Catalina soñaba con crear una gran potencia regional, pero Giovanni enfermó y murió ese mismo año. Para empeorar las cosas, apareció la amenaza más peligrosa para su reino: el nuevo papa, Alejandro VI, llamado Rodrigo Borgia, que quería ampliar sus dominios papales, puso su mirada en Forli y comenzó a aislar políticamente a Catalina.
Cesare Borgia, hijo del papa, era el comandante de sus fuerzas. Catalina se vio venir la invasión; se alió con los venecianos y se refugió en Ravaldino. Borgia le hizo varias promesas para que cediera sus dominios, pero ella sabía que no podía confiar en un Borgia. Finalmente, en 1499 Borgia apareció en la región con un ejército de 12.000 soldados, tomó Imola, entró en Forli y rodeó con sus tropas el castillo de Ravaldino.

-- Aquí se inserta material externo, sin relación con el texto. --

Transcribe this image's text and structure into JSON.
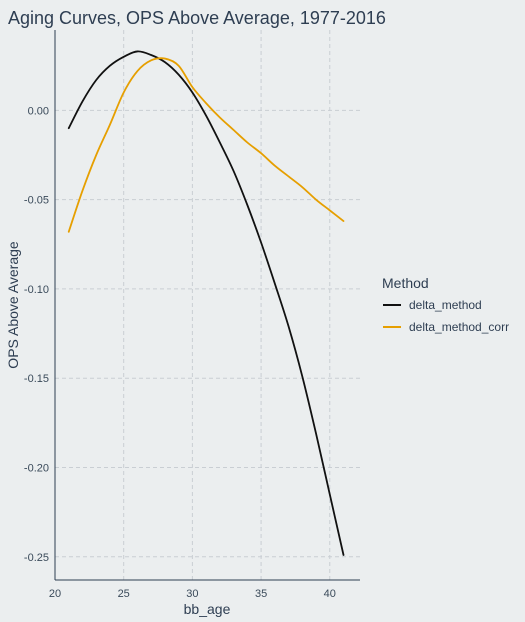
{
  "chart_data": {
    "type": "line",
    "title": "Aging Curves, OPS Above Average, 1977-2016",
    "xlabel": "bb_age",
    "ylabel": "OPS Above Average",
    "xlim": [
      20,
      42.2
    ],
    "ylim": [
      -0.263,
      0.045
    ],
    "x_ticks": [
      20,
      25,
      30,
      35,
      40
    ],
    "y_ticks": [
      0.0,
      -0.05,
      -0.1,
      -0.15,
      -0.2,
      -0.25
    ],
    "y_tick_labels": [
      "0.00",
      "-0.05",
      "-0.10",
      "-0.15",
      "-0.20",
      "-0.25"
    ],
    "grid": true,
    "legend_position": "right",
    "legend_title": "Method",
    "series": [
      {
        "name": "delta_method",
        "color": "#111111",
        "x": [
          21,
          22,
          23,
          24,
          25,
          26,
          27,
          28,
          29,
          30,
          31,
          32,
          33,
          34,
          35,
          36,
          37,
          38,
          39,
          40,
          41
        ],
        "y": [
          -0.01,
          0.005,
          0.017,
          0.025,
          0.03,
          0.033,
          0.031,
          0.027,
          0.02,
          0.01,
          -0.003,
          -0.018,
          -0.034,
          -0.053,
          -0.074,
          -0.097,
          -0.121,
          -0.149,
          -0.181,
          -0.215,
          -0.249
        ]
      },
      {
        "name": "delta_method_corr",
        "color": "#e69f00",
        "x": [
          21,
          22,
          23,
          24,
          25,
          26,
          27,
          28,
          29,
          30,
          31,
          32,
          33,
          34,
          35,
          36,
          37,
          38,
          39,
          40,
          41
        ],
        "y": [
          -0.068,
          -0.045,
          -0.025,
          -0.008,
          0.01,
          0.022,
          0.028,
          0.029,
          0.025,
          0.013,
          0.004,
          -0.004,
          -0.011,
          -0.018,
          -0.024,
          -0.031,
          -0.037,
          -0.043,
          -0.05,
          -0.056,
          -0.062
        ]
      }
    ]
  }
}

Catalina había fortificado Ravaldino por si caían las murallas y trataría de ganar tiempo hasta que llegaran sus aliados. Primero, Cesare Borgia trató de lisonjearla; era conocido como un seductor perverso. Ella escuchaba sus elogios y sonreía. Borgia continuó con el verso y pidió verla en persona. Catalina se hizo desear pero finalmente aceptó, ordenó que bajaran el puente levadizo y se acercó. Cuando estuvo frente a él, Borgia alargó la mano para tomarle el brazo y ella lo retiró. “Hablaremos a solas, pero en el castillo”, dijo Catalina, se dio vuelta y comenzó a caminar hacia el castillo para que Borgia la siguiera. Mientras Borgia avanzaba, con Catalina ya en el umbral, el puente comenzó a subir y Borgia tuvo que saltar de nuevo hacia afuera para no caer al foso y pasar un papelón, mientras Catalina se le reía desde el otro lado. Ofendido y avergonzado por la jugarreta, Borgia juró vengarse.
En los días siguientes comenzaron los cañonazos hacia el castillo. Finalmente se abrió una brecha en la fachada y las tropas entraron. Catalina peleó cuerpo a cuerpo al frente de sus tropas, manejando la espada con destreza y valentía. Pero un soldado propio la traicionó: la agarró desde atrás, puso una espada en su garganta y la entregó a cambio de una recompensa. Borgia había puesto precio a su cabeza y se había corrido la voz; así, Borgia tomó el castillo y esa misma noche violó a la condesa.
Catalina se negó a ceder sus dominios; fue enviada a Roma y encarcelada en la prisión del Castel Sant’Angelo. Allí pasó un año encerrada y torturada. Su salud se deterioró, pero el capitán francés Yves d’Allegre, que se había enamorado de ella, gestionó incansablemente su libertad, y cuando finalmente logró liberarla la hizo trasladar a Florencia.
Retirada de la vida pública, Catalina recibía continuamente cartas de admiración y declaraciones de amor de personas subyugadas por su historia. Muy debilitada por el año pasado en la cárcel, Catalina Sforza murió en 1509.